Her birinin üslubu ayrı, düşüncesi ayrı, dünya görüşleri ve hayat tasavvurları ayrıydı ama hepsinin özlemi, amacı ve arzusu “insanca, onurlu, umutlu ve mutlu bir biçimde bir arada yaşamak” idi. Ancak hiçbiri ruh köklerimizi besleyen manevi dinamikleri yani asıl anlamı görmedi, kim bilir belki de göremedi!
Sorun, sanki tam da bu konudaki bir soruda düğümlendi hep;
Biz özlemini duyduğumuz “anlamı” üretecek miydik, yoksa tüketecek miydik?
Öyle ya, eğer tüketeceksek mesele yok!
Hep olduğu gibi gider, batının medeniyet(!) kapısında kuyruğa gireriz; o da ihsan buyurur, insafa gelir bize “anlam” lütfederse, onu âfiyetle tüketir, bitince bir daha boyun büküp demokrasi dileniriz.
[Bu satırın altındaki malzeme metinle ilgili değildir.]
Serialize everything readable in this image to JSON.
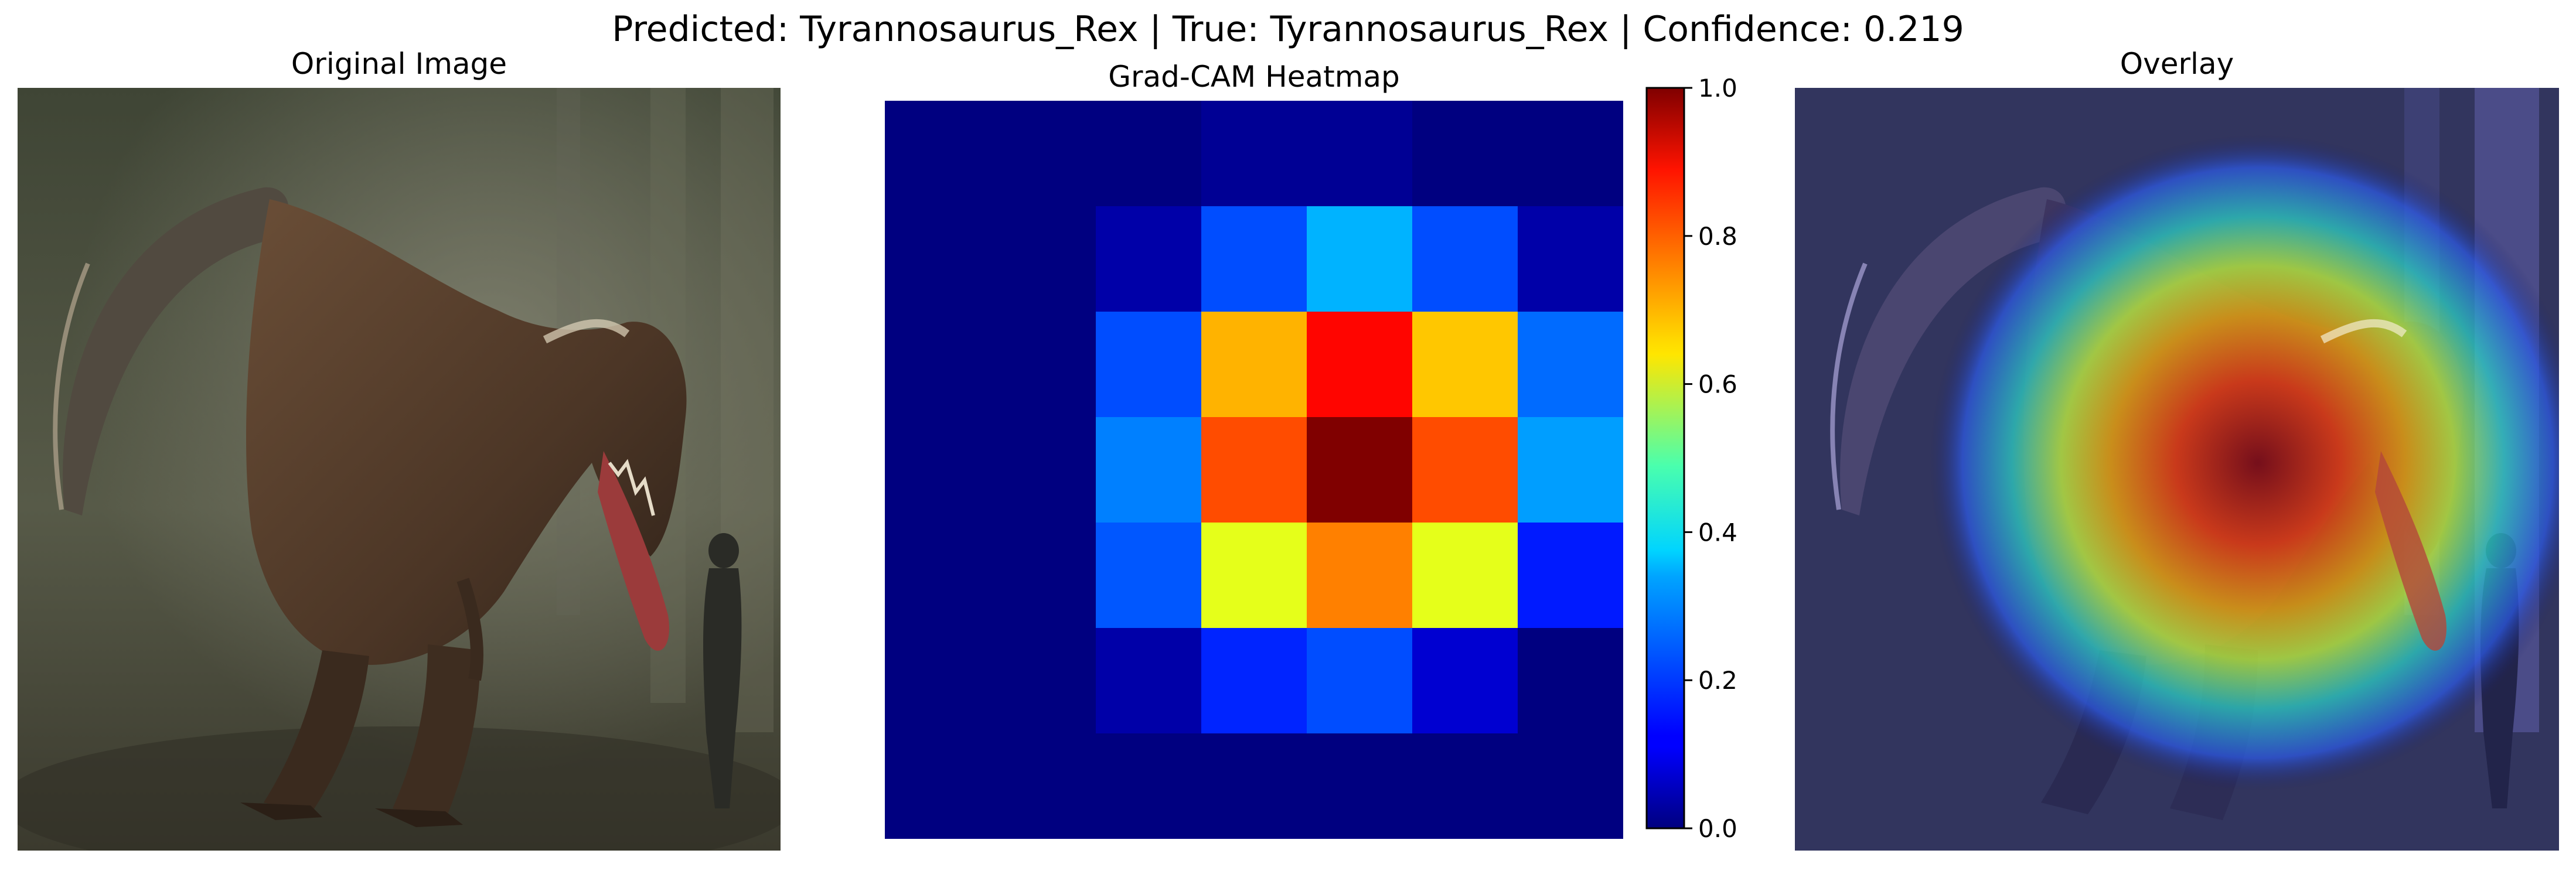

Peki ya bu anlamı biz üreteceksek?
Hiçbir toplumun tarihsel tecrübesi yani anlam birikimi bir başka topluma aynen aktarılamayacağı için, anlamı doğal olarak bizim yukarda anmış olduğum kendi köklerimizden beslenerek üretmemiz gerekmez mi?
Öyle ise bulunduğumuz mümbit coğrafyada aidiyet duyduğumuz insanlık tarihine yön veren bir medeniyetin mirasçıları olarak“nereden başlamalı?” sorusunun cevabını ile uğraşmak yerine, “nerede kalmıştık?” sorusuna cevap aramak ve bu sayede muhtaç olduğumuz anlama ulaşmak zorundayız!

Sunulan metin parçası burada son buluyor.